青春の夢いまいづこ

1932年 日本 小津安二郎

なぜ今頃、この映画かというと
宮崎駿が、この映画の主人公
(大学生だったが、父が死んで退学し、社長を引き継ぐ坊ちゃん)
が、父親にそっくりだとコメントしているからである。
1932(昭和7)年の映画なので、ちょうど主人公の年齢は宮崎駿の父と同じくらいである。

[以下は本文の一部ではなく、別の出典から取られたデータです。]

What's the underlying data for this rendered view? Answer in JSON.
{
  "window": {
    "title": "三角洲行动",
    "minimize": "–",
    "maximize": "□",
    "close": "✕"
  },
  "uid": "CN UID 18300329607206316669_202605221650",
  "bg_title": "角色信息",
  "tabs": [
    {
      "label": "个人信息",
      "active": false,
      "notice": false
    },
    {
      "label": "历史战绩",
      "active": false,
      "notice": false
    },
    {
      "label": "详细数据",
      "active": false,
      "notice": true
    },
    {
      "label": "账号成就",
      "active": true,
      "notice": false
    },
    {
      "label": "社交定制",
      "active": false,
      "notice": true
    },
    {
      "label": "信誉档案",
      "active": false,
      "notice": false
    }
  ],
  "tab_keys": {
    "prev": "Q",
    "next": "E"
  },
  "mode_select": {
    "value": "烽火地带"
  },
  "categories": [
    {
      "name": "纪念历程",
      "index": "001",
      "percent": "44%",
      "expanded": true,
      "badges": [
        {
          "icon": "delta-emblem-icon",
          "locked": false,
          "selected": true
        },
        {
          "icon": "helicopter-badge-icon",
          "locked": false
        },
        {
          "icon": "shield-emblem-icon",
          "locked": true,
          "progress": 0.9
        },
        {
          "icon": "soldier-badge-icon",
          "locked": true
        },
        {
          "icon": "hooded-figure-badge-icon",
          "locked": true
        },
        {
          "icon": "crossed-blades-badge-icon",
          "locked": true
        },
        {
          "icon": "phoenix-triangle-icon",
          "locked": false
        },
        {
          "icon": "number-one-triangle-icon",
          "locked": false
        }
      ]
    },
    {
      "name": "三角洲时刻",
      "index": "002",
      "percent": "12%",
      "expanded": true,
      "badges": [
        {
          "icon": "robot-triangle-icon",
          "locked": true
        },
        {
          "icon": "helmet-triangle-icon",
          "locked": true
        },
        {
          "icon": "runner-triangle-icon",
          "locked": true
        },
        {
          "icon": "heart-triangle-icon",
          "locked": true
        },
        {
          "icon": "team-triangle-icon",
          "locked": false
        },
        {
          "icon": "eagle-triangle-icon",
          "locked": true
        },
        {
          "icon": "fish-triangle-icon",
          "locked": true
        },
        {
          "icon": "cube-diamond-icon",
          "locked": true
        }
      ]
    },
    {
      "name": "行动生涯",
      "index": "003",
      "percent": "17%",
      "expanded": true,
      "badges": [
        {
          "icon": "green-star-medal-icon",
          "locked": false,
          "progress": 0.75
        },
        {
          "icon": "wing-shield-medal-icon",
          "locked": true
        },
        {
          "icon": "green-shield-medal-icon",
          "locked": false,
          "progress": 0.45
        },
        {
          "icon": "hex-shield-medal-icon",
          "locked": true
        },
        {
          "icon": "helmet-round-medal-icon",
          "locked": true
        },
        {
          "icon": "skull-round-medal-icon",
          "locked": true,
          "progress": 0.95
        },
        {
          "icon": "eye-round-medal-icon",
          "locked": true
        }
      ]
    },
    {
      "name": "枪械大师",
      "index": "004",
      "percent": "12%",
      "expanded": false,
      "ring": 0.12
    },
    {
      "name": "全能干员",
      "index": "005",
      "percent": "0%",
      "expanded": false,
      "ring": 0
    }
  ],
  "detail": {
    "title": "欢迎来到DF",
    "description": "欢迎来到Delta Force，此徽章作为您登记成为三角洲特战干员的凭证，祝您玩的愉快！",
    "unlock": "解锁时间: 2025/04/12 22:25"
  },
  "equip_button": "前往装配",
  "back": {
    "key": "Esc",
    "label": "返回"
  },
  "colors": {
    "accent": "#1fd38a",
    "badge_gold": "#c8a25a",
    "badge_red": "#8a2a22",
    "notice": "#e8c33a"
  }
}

大学にいるが、勉強はさっぱりせず、試験はカンニングですり抜ける。
主人公の堀野は、大学を中退して商社の社長になるが
友だちのダメ学生3人が彼を頼ってくる。不景気で就職が厳しい頃の話である。
その入社試験でもカンニングをする。
そうやって入ったダメ学生3人も、次第に社長にはヘコヘコした態度を取る。
それが、堀野は我慢ならない。大学時代、アイドル的存在だったお繁(田中絹代)
と結婚の約束をしていたダメ友だちの一人・斎木に、堀野がその事情を知らずに
お繁と結婚するつもりだというと、斎木は認めてしまう。あとで事情を知った堀野が怒って
社長だからといって恋人まで譲る奴をあるかと言って鉄拳制裁をし、
最後は斎木とお繁が新婚旅行にでかけハッピーエンドに終わるいう話。

宮崎は、アナーキーで享楽的で、権威が大嫌いというデカダンスな所が父にそっくりだという。